Monday, March 19, 2018

6 Weeks and 6 Years

It's been six weeks since Magnus was born, and I'm going through my head for all of the things I'm grateful for, because I am very thankful. I am so thankful for my mom for flying out and staying with us for two weeks to help. She's amazing. She cleaned our house from top to bottom, cooked dinner every night, made us her amazing salsa fresca with avocado and chips as an appetizer almost every night, made desserts, washed all of our dirty basement sofa covers and pillow covers, sewed up all of the holes in our quilts, etc, etc. Not to mention she took Magnus each night. She'd wake me up to nurse, and when I was done, I'd give him to her and go back to bed. We were so well rested! If she hadn't had four kids of her own, she would have made an amazing night nurse.

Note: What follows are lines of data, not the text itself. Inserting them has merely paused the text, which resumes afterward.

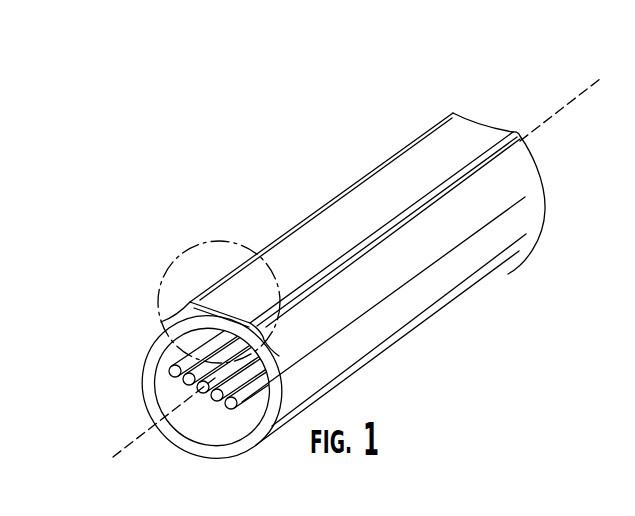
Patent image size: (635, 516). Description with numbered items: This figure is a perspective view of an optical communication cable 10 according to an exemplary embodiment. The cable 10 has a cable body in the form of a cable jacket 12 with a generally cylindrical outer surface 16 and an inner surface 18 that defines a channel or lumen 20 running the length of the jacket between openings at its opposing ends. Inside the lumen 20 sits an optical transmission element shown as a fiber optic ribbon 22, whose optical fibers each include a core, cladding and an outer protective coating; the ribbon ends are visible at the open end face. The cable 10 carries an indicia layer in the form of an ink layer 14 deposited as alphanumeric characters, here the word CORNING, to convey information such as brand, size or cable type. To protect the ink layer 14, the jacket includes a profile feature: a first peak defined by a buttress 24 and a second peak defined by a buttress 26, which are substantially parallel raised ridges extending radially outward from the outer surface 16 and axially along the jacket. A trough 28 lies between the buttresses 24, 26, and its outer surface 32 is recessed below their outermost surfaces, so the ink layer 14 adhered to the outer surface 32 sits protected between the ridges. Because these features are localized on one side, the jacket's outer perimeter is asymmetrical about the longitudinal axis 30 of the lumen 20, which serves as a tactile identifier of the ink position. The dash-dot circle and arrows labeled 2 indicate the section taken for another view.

The cable 10 is at (222, 120).
The cable jacket 12 is at (163, 331).
The ink layer 14 is at (271, 228).
The outer surface 16 is at (382, 312).
The inner surface 18 is at (195, 413).
The lumen 20 is at (168, 399).
The fiber optic ribbon 22 is at (238, 400).
The buttress 24 is at (356, 180).
The buttress 26 is at (491, 145).
The trough 28 is at (460, 142).
The longitudinal axis 30 is at (560, 112).
The outer surface of trough 32 is at (427, 168).
The section line for FIG. 2 is at (250, 357).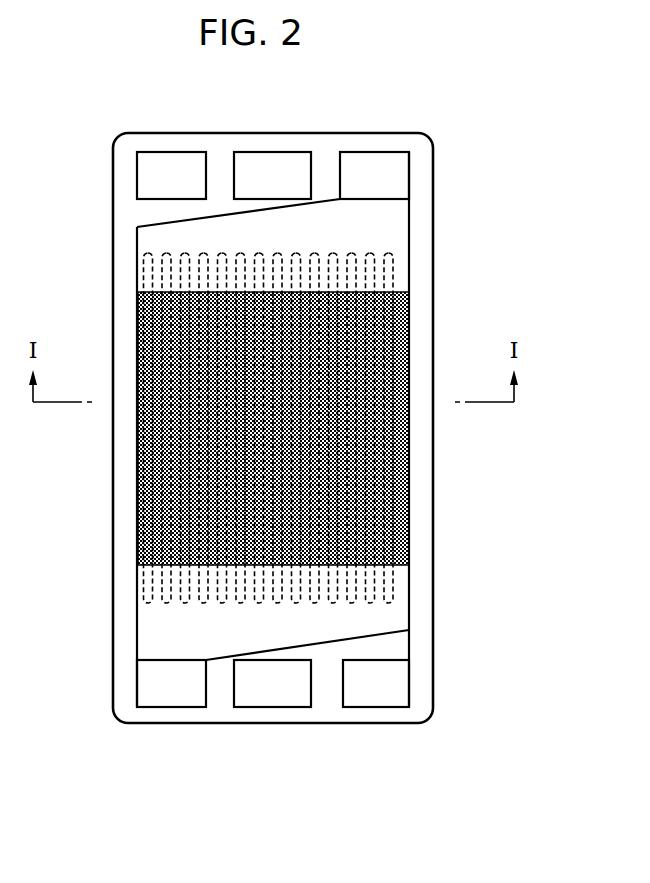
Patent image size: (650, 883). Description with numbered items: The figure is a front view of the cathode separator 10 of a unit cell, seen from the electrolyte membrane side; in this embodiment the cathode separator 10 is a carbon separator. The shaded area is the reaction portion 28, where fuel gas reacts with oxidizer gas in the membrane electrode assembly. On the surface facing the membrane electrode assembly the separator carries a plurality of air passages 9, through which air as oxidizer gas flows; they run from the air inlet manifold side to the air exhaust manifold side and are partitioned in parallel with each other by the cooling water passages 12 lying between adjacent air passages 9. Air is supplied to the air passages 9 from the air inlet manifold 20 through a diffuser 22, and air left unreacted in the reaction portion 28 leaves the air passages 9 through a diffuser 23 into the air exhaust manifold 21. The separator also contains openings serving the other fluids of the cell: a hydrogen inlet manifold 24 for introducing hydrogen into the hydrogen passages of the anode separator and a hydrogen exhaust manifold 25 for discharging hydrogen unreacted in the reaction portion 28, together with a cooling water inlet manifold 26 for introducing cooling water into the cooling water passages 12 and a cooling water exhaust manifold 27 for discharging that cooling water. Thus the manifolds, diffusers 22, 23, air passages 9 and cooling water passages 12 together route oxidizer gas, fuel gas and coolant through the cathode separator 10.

The cathode separator 10 is at (460, 94).
The reaction portion 28 is at (137, 528).
The diffuser 22 is at (375, 233).
The diffuser 23 is at (383, 620).
The hydrogen exhaust manifold 25 is at (170, 175).
The cooling water inlet manifold 26 is at (274, 175).
The air inlet manifold 20 is at (373, 175).
The air exhaust manifold 21 is at (170, 690).
The cooling water exhaust manifold 27 is at (275, 690).
The hydrogen inlet manifold 24 is at (373, 690).
The air passages 9 is at (365, 281).
The cooling water passages 12 is at (355, 262).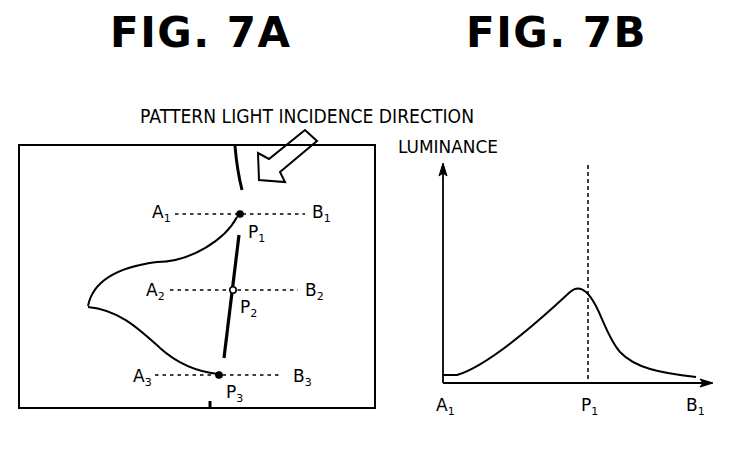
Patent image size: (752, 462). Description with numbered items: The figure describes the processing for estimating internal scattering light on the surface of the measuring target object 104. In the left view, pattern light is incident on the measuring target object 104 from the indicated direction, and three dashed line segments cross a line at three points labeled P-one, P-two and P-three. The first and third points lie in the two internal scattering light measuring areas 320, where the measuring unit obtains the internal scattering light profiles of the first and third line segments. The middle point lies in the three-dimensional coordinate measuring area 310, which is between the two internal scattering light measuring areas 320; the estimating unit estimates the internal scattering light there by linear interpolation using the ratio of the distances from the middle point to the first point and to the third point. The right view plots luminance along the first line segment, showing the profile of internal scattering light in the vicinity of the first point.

We went to the doctor last week for his 4 week checkup. He weighed 11 pounds and was 22.5 inches long. Pretty much all of his stats are around the 85th percentile. Except for his head, which is around the 95th. Quite similar to brother Axel!

Nowadays, I am so thankful that Johan is on paternity leave. He's been home with me now for four weeks and gets five weeks paid from his work. He is also amazing because he's made it his mission to live up to my mom's amazingness, and he enjoys it. He also takes a night shift with Magnus in that he gives him a bottle and puts him to bed to let me sleep. Then he wakes up at around 6:30 with Axel and makes breakfast, packs his school lunch, makes coffee, and lets me sleep in until around 7:45. Then after sending Axel off to school, he starts cleaning. He runs the Roomba, washes the floors, cleans the kitchen, bathrooms, and does a load of laundry pretty much every day. He's pretty much super human and defies most male stereotypes. If my Mom came to live with us, between the two of them, I'd never have to do anything for myself ever again.

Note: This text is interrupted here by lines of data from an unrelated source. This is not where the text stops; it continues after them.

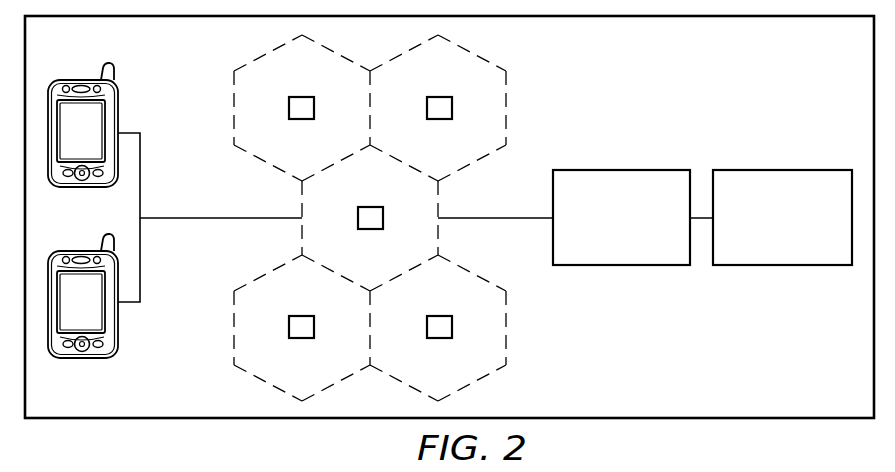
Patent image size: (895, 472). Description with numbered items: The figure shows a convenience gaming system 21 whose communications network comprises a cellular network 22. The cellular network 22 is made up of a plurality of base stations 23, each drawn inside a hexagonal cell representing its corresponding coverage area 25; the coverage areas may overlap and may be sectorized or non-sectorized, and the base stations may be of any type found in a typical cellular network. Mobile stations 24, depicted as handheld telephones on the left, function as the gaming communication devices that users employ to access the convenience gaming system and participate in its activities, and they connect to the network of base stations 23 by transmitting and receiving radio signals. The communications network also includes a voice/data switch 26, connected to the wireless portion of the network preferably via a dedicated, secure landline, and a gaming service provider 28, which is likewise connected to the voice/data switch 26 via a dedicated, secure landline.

The gaming system 21 is at (689, 103).
The cellular network 22 is at (370, 219).
The base station 23 is at (301, 97).
The mobile station 24 is at (82, 80).
The coverage area 25 is at (232, 97).
The voice/data switch 26 is at (620, 266).
The gaming service provider 28 is at (780, 266).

Magnus is doing great. He is the sweetest thing ever. He is very chill and easy. Pretty much from day one we put him on a day/night schedule. During the day, we wake him up after 2 hours of sleep to nurse and to help him establish a daytime routine. He has started becoming more awake during the days, but just long enough to change a diaper, nurse, and look around for a bit. Then he’s out again. I remember at this age, Axel started waking up, but it was harder to put him to sleep. We’d have to move, walk, or bounce him to get to sleep, and he slept best when he was held. Magnus is pretty similar during the day. But at night, he usually falls asleep pretty quickly after nursing, then will sleep in his bassinet for up to 3 hours at a time. During the night (after 8:00 pm or so), we put him to bed and don't dare wake him up. He only nurses if he wakes up.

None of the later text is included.